Au cœur des échanges entre les deux responsables : la nécessité d’identifier, cartographier et sécuriser durablement les espaces abritant les juridictions et services judiciaires de la République démocratique du Congo. Une initiative qui s’inscrit dans la volonté du gouvernement de mettre fin aux pratiques de spoliation et d’occupation anarchique des terrains relevant du domaine judiciaire.
Selon les orientations dégagées lors de cette rencontre, l’implication de l’ANAT permettra d’apporter une expertise technique indispensable à la localisation précise des sites judiciaires, à leur intégration dans les plans d’aménagement urbain et à leur protection contre toute tentative d’aliénation illégale. Cette collaboration interinstitutionnelle vise également à prévenir les conflits fonciers récurrents qui fragilisent le fonctionnement normal des cours et tribunaux.
Le Ministre d’État à la Justice a, à cette occasion, souligné que la sécurisation du foncier judiciaire constitue un pilier essentiel de l’indépendance et de l’efficacité de la justice. Des infrastructures mal protégées ou contestées sur le plan foncier exposent l’appareil judiciaire à des pressions, à des interruptions d’activités et à une perte de crédibilité auprès des justiciables.

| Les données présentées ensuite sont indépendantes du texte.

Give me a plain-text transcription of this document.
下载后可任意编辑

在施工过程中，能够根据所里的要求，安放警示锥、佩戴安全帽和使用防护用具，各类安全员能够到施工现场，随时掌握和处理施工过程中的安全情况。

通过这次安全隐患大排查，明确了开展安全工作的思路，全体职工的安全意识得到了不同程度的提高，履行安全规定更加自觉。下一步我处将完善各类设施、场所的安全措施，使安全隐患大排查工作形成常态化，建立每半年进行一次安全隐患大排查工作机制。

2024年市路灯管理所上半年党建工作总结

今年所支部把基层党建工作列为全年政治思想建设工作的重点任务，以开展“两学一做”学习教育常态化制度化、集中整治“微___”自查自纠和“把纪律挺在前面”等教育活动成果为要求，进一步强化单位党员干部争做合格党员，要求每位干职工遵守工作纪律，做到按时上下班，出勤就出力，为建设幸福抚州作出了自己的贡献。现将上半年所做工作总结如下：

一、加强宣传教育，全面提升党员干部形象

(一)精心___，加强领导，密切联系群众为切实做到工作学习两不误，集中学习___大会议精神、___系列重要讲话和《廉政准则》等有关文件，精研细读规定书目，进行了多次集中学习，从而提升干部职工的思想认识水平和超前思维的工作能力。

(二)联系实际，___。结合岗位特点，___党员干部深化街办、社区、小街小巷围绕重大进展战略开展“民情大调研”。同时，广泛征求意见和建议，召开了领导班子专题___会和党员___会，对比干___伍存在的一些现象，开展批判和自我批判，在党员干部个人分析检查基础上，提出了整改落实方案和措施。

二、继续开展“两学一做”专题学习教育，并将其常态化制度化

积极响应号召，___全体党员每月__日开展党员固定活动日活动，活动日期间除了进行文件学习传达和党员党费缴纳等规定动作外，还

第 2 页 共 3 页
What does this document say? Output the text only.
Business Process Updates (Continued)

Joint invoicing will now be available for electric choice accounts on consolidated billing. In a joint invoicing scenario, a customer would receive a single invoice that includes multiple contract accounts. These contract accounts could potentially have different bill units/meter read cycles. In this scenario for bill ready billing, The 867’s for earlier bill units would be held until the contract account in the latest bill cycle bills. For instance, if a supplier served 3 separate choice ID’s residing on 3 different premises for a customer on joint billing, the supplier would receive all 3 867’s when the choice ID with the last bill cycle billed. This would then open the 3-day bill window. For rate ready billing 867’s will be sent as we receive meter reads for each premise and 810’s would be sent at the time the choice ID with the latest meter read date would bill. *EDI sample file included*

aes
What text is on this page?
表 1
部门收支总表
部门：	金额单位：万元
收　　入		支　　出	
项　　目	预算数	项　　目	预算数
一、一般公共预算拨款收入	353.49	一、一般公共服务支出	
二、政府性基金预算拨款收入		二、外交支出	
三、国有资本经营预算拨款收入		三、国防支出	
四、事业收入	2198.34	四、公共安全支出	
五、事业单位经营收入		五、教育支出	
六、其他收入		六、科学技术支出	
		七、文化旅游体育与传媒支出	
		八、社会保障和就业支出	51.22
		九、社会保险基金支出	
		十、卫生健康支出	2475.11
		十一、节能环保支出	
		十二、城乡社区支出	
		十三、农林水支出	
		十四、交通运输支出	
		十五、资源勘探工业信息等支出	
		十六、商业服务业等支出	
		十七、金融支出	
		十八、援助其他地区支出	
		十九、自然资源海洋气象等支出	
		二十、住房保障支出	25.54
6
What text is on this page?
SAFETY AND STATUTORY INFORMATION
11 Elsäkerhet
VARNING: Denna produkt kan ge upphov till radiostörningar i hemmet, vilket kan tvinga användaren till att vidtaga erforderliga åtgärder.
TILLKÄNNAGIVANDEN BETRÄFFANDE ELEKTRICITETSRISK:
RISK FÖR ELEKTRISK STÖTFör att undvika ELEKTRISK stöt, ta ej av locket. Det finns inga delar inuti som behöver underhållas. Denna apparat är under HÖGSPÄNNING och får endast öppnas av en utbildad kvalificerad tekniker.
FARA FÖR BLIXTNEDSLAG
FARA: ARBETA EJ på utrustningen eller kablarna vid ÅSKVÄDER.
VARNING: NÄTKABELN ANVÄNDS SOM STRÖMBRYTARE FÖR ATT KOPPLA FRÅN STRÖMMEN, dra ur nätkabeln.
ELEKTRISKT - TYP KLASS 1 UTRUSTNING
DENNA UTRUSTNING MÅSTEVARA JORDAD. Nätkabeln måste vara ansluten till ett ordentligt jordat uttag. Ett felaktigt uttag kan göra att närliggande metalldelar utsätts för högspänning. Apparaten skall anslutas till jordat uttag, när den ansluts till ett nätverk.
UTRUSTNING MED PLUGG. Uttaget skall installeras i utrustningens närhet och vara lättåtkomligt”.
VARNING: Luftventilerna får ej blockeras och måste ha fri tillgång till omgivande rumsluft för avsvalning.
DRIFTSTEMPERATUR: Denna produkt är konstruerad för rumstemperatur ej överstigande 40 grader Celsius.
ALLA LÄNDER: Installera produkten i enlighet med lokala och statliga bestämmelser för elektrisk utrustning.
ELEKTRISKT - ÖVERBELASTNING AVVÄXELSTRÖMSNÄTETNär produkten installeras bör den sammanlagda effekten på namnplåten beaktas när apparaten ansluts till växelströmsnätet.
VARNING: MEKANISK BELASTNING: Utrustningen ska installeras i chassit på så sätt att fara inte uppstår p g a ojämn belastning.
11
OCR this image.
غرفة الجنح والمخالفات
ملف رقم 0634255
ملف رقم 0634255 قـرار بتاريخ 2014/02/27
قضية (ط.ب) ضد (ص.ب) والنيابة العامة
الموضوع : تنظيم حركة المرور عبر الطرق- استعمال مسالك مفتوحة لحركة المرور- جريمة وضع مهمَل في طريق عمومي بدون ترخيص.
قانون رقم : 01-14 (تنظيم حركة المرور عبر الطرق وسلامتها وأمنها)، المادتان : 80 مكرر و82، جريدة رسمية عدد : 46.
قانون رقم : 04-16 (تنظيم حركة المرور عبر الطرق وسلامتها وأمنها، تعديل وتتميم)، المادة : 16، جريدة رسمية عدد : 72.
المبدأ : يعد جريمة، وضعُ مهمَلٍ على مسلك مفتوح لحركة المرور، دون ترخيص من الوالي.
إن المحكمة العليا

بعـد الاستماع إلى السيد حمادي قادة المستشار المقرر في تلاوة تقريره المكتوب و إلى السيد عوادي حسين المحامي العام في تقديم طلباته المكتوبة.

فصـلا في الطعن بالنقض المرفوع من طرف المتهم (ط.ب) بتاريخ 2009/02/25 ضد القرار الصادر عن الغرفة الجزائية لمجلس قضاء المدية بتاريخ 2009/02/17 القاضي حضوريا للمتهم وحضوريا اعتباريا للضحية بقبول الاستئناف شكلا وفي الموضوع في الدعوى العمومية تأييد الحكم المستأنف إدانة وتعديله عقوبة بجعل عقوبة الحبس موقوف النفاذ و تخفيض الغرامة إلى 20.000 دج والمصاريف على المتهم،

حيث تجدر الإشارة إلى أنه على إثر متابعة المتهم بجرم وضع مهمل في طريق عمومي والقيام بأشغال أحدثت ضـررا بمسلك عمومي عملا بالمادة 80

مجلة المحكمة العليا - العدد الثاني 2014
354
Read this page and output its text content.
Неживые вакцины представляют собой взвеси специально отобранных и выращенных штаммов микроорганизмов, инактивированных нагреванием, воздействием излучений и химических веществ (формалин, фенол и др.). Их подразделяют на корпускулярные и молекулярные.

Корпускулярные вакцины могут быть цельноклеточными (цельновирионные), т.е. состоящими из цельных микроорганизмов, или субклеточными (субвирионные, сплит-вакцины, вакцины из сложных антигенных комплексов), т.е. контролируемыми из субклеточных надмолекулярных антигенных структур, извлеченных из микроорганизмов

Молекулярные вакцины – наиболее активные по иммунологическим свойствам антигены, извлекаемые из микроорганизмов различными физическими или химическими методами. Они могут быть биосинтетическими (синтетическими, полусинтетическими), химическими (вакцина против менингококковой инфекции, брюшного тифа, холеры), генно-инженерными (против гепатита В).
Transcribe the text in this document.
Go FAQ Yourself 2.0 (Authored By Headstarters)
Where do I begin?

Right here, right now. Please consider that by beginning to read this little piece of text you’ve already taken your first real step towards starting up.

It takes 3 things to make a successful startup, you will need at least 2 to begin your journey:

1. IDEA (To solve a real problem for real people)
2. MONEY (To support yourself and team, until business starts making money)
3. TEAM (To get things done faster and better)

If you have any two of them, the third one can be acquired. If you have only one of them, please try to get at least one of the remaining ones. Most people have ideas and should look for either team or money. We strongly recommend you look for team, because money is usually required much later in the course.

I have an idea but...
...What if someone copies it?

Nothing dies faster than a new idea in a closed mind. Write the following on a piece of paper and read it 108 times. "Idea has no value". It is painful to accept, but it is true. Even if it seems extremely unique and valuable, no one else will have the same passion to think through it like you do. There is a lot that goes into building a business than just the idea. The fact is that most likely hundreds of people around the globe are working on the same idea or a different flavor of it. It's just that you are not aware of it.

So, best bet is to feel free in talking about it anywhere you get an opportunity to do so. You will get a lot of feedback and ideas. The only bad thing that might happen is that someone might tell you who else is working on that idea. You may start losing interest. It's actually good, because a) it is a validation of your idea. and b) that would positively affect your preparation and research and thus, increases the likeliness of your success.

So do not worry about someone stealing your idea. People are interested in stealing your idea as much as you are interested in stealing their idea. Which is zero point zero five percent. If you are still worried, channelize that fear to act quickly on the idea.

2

De son côté, la Directrice générale de l’ANAT a réaffirmé l’engagement de son établissement à accompagner le ministère de la Justice dans cette démarche, en mettant à disposition des outils de cartographie moderne, des données foncières fiables et des mécanismes de planification adaptés aux réalités locales.
À terme, cette synergie entre le ministère de la Justice et l’ANAT devrait déboucher sur une base de données nationale des sites judiciaires, facilitant leur gestion, leur protection et leur projection dans les futurs programmes de construction ou de réhabilitation des infrastructures judiciaires.
Par cette initiative, le gouvernement réaffirme sa détermination à bâtir une justice non seulement accessible et crédible, mais également solidement ancrée dans un cadre foncier sécurisé, condition indispensable à l’État de droit et à la stabilité institutionnelle du pays.